Così accade anche nella vita reale

L’opera teatrale “Uno, nessuno e centomila” alla quale ho assistito martedì 22 febbraio al Teatro Comunale narra le vicende e le riflessioni interiori di  Vitangelo Moscarda, un uomo che si rende conto di non apparire agli altri come lui si immagina. Anzi, egli arriva alla conclusione che esistono centomila versioni di lui che gli altri hanno in mente, diverse dalla sua propria. Decide quindi di iniziare una ricerca per rivelare il vero sé stesso, commettendo azioni folli e insolite finendo per sembrare un pazzo agli occhi altrui.

Dell’opera mi hanno colpito in particolare alcuni aspetti che si possono apprezzare dal vivo, e che invece nella lettura silenziosa di un testo teatrale vanno perduti, cioè quelli relativi ai ritmi e alla qualità della recitazione e alla scelta dei costumi.

La recitazione mi ha colpita perché tutti i personaggi dell’opera sono stati rappresentati solo da 5 attori che nel corso nell’esibizione passavano da un personaggio a un altro anche in un breve lasso di tempo, cambiando vestiti, tonalità di voce e perfino personalità. Sono stata sorpresa nello scoprire che gli attori erano in minoranza rispetto al numero dei personaggi, e non l’avevo notato fino alla fine dell’opera durante il saluto finale. 

Tra tutti gli attori, quello che mi ha fatto maggiormente emozionare e riflettere sulla storia narrata, facendomi sentire una connessione col personaggio rappresentato, è stato quello che aveva la parte di Vitangelo. Egli, infatti, è riuscito a renderne evidente la crisi d’identità, intraprendendo un lungo dialogo interiore allo scopo di cercare di capire – tra tutte le proiezioni che esistevano di lui – quale fosse veramente “il suo sé”. Questo dialogo interiore mi ha colpita: come Vitangelo anch’io mi sono domandata spesso chi fossi e se fossi la stessa persona anche per gli altri, giungendo alla conclusione che nessuno ci conosce per chi siamo realmente, quali siano i nostri più grandi desideri, paure o insicurezze se non noi stessi.
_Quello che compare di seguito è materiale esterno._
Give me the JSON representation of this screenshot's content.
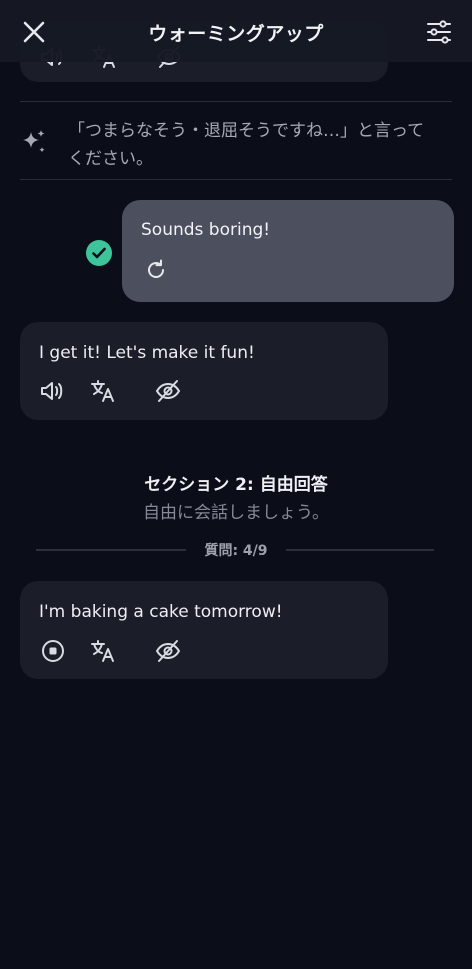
{
  "header": {
    "title": "ウォーミングアップ",
    "close_icon": "close-icon",
    "settings_icon": "sliders-icon"
  },
  "instruction": {
    "text": "「つまらなそう・退屈そうですね…」と言ってください。",
    "icon": "sparkle-icon"
  },
  "user_message": {
    "text": "Sounds boring!",
    "status_icon": "check-circle-icon",
    "retry_icon": "retry-icon"
  },
  "ai_messages": [
    {
      "text": "I get it! Let's make it fun!",
      "icons": [
        "speaker-icon",
        "translate-icon",
        "hide-icon"
      ]
    },
    {
      "text": "I'm baking a cake tomorrow!",
      "icons": [
        "stop-icon",
        "translate-icon",
        "hide-icon"
      ]
    }
  ],
  "section": {
    "title": "セクション 2: 自由回答",
    "subtitle": "自由に会話しましょう。",
    "progress_label": "質問: 4/9"
  },
  "colors": {
    "background": "#0b0e19",
    "ai_bubble": "#1b1d28",
    "user_bubble": "#4c4f5e",
    "accent_check": "#3ec49a"
  }
}
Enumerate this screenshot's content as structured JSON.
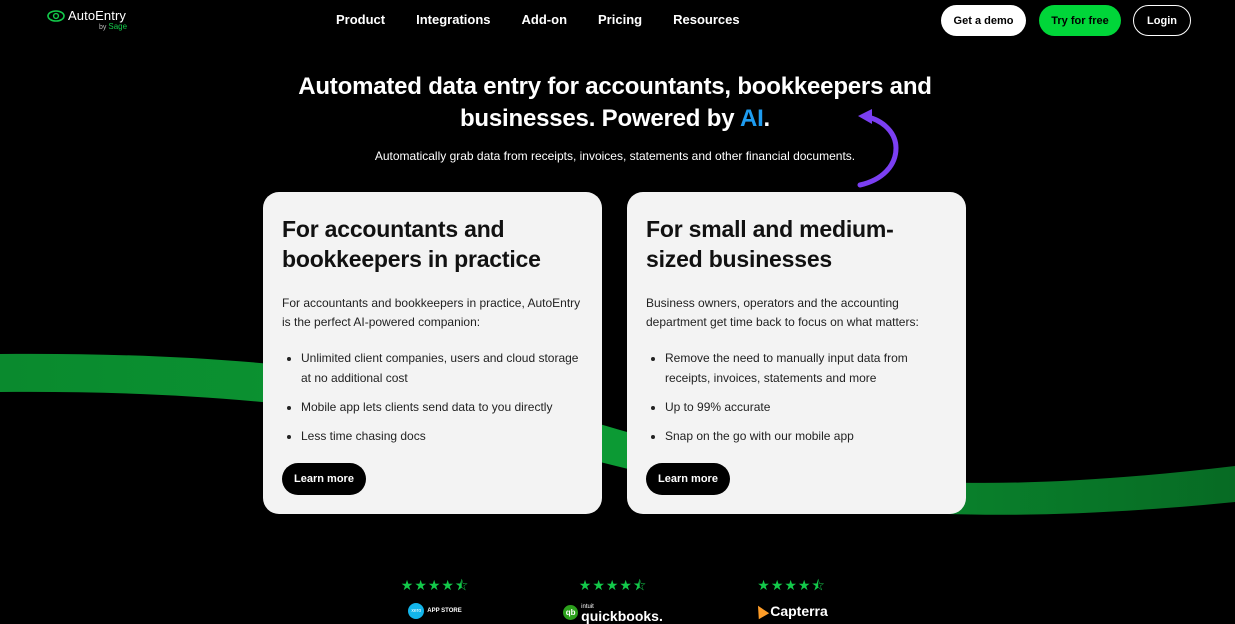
{
  "header": {
    "logo_name": "AutoEntry",
    "logo_by": "by",
    "logo_brand": "Sage",
    "nav": [
      "Product",
      "Integrations",
      "Add-on",
      "Pricing",
      "Resources"
    ],
    "get_demo": "Get a demo",
    "try_free": "Try for free",
    "login": "Login"
  },
  "hero": {
    "title_main": "Automated data entry for accountants, bookkeepers and businesses. Powered by ",
    "title_ai": "AI",
    "title_end": ".",
    "subtitle": "Automatically grab data from receipts, invoices, statements and other financial documents."
  },
  "cards": [
    {
      "heading": "For accountants and bookkeepers in practice",
      "intro": "For accountants and bookkeepers in practice, AutoEntry is the perfect AI-powered companion:",
      "bullets": [
        "Unlimited client companies, users and cloud storage at no additional cost",
        "Mobile app lets clients send data to you directly",
        "Less time chasing docs"
      ],
      "cta": "Learn more"
    },
    {
      "heading": "For small and medium-sized businesses",
      "intro": "Business owners, operators and the accounting department get time back to focus on what matters:",
      "bullets": [
        "Remove the need to manually input data from receipts, invoices, statements and more",
        "Up to 99% accurate",
        "Snap on the go with our mobile app"
      ],
      "cta": "Learn more"
    }
  ],
  "ratings": [
    {
      "stars": "★★★★⯪",
      "badge": "xero",
      "label": "APP STORE"
    },
    {
      "stars": "★★★★⯪",
      "badge_top": "intuit",
      "label": "quickbooks."
    },
    {
      "stars": "★★★★⯪",
      "label": "Capterra"
    }
  ],
  "colors": {
    "accent_green": "#00d639",
    "ai_blue": "#1e9cf0",
    "arrow_purple": "#7b3ff2",
    "card_bg": "#f3f3f3"
  }
}
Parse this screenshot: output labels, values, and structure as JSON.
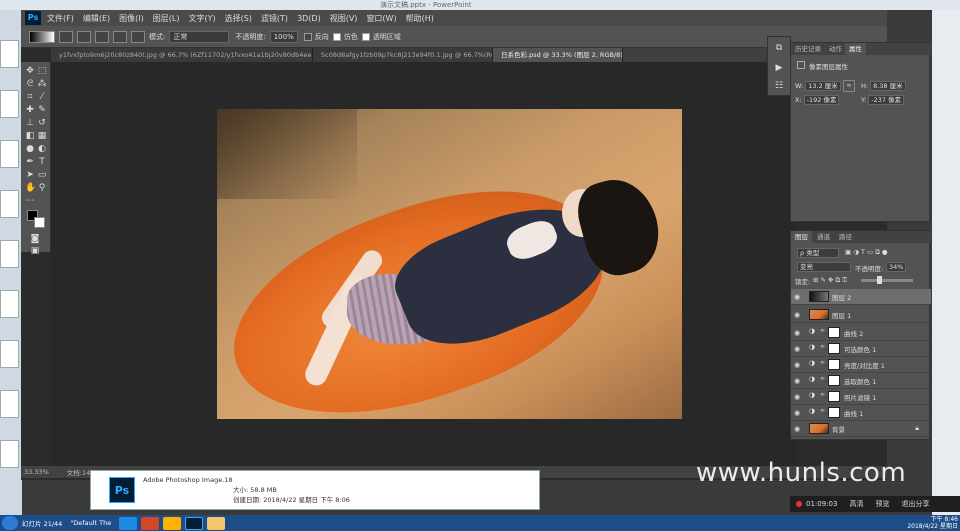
{
  "background_window": {
    "title_fragment": "演示文稿.pptx - PowerPoint"
  },
  "app": {
    "logo": "Ps",
    "menus": [
      "文件(F)",
      "编辑(E)",
      "图像(I)",
      "图层(L)",
      "文字(Y)",
      "选择(S)",
      "滤镜(T)",
      "3D(D)",
      "视图(V)",
      "窗口(W)",
      "帮助(H)"
    ]
  },
  "options_bar": {
    "mode_label": "模式:",
    "mode_value": "正常",
    "opacity_label": "不透明度:",
    "opacity_value": "100%",
    "reverse_label": "反向",
    "dither_label": "仿色",
    "transparency_label": "透明区域"
  },
  "tabs": [
    {
      "label": "y1fvxfpto9m6j20c80z840t.jpg @ 66.7% (6Zf11702/y1fvxo41a1bj20v80db4ee, RGB/8#) *",
      "active": false
    },
    {
      "label": "5c08d8afgy1fzb09p7kc8j213e94f0.1.jpg @ 66.7%(RGB/8#) *",
      "active": false
    },
    {
      "label": "日系色彩.psd @ 33.3% (图层 2, RGB/8) *",
      "active": true
    }
  ],
  "status_bar": {
    "zoom": "33.33%",
    "doc": "文档:14.8M/58.8M"
  },
  "properties": {
    "tabs": [
      "历史记录",
      "动作",
      "属性"
    ],
    "header": "像素图层属性",
    "w_label": "W:",
    "w_value": "13.2 厘米",
    "h_label": "H:",
    "h_value": "8.38 厘米",
    "x_label": "X:",
    "x_value": "-192 像素",
    "y_label": "Y:",
    "y_value": "-237 像素"
  },
  "layers_panel": {
    "tabs": [
      "图层",
      "通道",
      "路径"
    ],
    "filter_label": "ρ 类型",
    "blend_mode": "变亮",
    "opacity_label": "不透明度:",
    "opacity_value": "34%",
    "lock_label": "锁定:",
    "layers": [
      {
        "name": "图层 2",
        "type": "pixel",
        "selected": true
      },
      {
        "name": "图层 1",
        "type": "photo",
        "selected": false
      },
      {
        "name": "曲线 2",
        "type": "adjustment",
        "selected": false
      },
      {
        "name": "可选颜色 1",
        "type": "adjustment",
        "selected": false
      },
      {
        "name": "亮度/对比度 1",
        "type": "adjustment",
        "selected": false
      },
      {
        "name": "选取颜色 1",
        "type": "adjustment",
        "selected": false
      },
      {
        "name": "照片滤镜 1",
        "type": "adjustment",
        "selected": false
      },
      {
        "name": "曲线 1",
        "type": "adjustment",
        "selected": false
      },
      {
        "name": "背景",
        "type": "photo",
        "selected": false
      }
    ]
  },
  "explorer": {
    "name": "Adobe Photoshop Image.18",
    "size_label": "大小: 58.8 MB",
    "created": "创建日期: 2018/4/22 星期日 下午 8:06"
  },
  "watermark": "www.hunls.com",
  "recorder": {
    "time": "01:09:03",
    "hd": "高清",
    "preview": "预览",
    "exit": "退出分享"
  },
  "taskbar": {
    "slide_info": "幻灯片 21/44",
    "theme": "\"Default The",
    "clock_time": "下午 8:46",
    "clock_date": "2018/4/22 星期日"
  },
  "colors": {
    "ps_bg": "#2b2b2b",
    "panel": "#535353",
    "accent": "#31a8ff",
    "taskbar": "#1d4e8a"
  }
}
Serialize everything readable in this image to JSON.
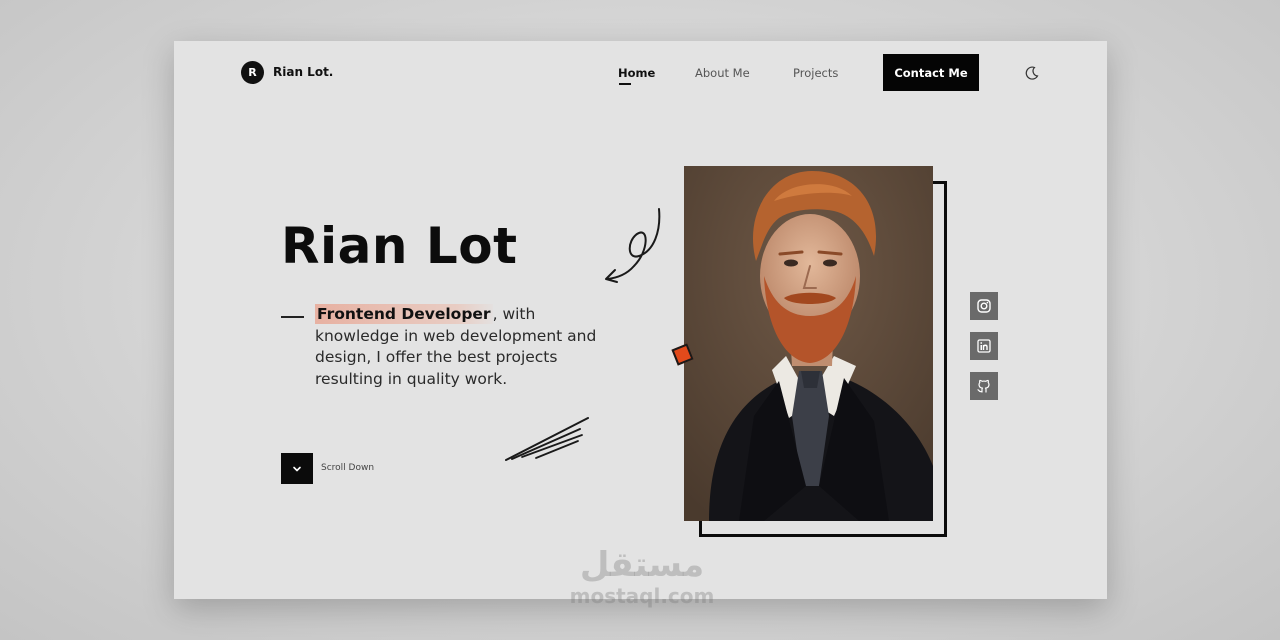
{
  "brand": {
    "initial": "R",
    "name": "Rian Lot."
  },
  "nav": {
    "items": [
      {
        "label": "Home",
        "active": true
      },
      {
        "label": "About Me",
        "active": false
      },
      {
        "label": "Projects",
        "active": false
      }
    ],
    "contact_label": "Contact Me",
    "theme_icon": "moon-icon"
  },
  "hero": {
    "name": "Rian Lot",
    "role": "Frontend Developer",
    "description": ", with knowledge in web development and design, I offer the best projects resulting in quality work.",
    "scroll_label": "Scroll Down"
  },
  "social": [
    {
      "icon": "instagram-icon"
    },
    {
      "icon": "linkedin-icon"
    },
    {
      "icon": "github-icon"
    }
  ],
  "watermark": {
    "arabic": "مستقل",
    "latin": "mostaql.com"
  },
  "colors": {
    "accent": "#e24a1b",
    "highlight": "#e8a896",
    "dark": "#0b0b0b",
    "panel": "#e3e3e3"
  }
}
Perciò nessuno più di noi può capire chi siamo e ciò che vogliamo, anche se a volte per arrivare a queste conclusioni necessitiamo di una guida, di una persona che conoscendosi già può aiutarci a raggiungere le nostre personali conclusioni, dato che ha già affrontato il suo “viaggio”.

Ho trovato molto interessante anche la scelta dei costumi, che mi ha fatto pensare che fossero stati scelti per ragioni simboliche legate al contenuto del testo. In particolare, penso nuovamente al personaggio di Vitangelo, il quale all’inizio indossava una sorta di giacca bianca forse per simboleggiare la purezza della sua mente e successivamente quando inizia a impazzire nella ricerca del suo vero io indossa una giacca rosa. La moglie invece indossava vestiti rossi e provocanti per rappresentare la vita “vera” e l’attenzione all’esteriorità.  Questo mi ha fatto riflettere sul fatto che da lei viene il “pretesto” che spinge Vitangelo alla pazzia, perché è lei che gli fa notare una serie di difetti fisici che prima lui non aveva mai saputo né pensato di avere e che pertanto per lui (prima) non avevano peso. Così accade anche nella vita reale: quando nasciamo siamo puri e sicuri di noi stessi, finché qualcuno non ci fa notare degli aspetti di noi che loro considerano difetti portandoci a diventare insicuri perfino su chi siamo.

Una sera a teatro iniziata forse con poche aspettative mi è servita invece a riflettere sul mondo e sulla società che stanno attorno a noi.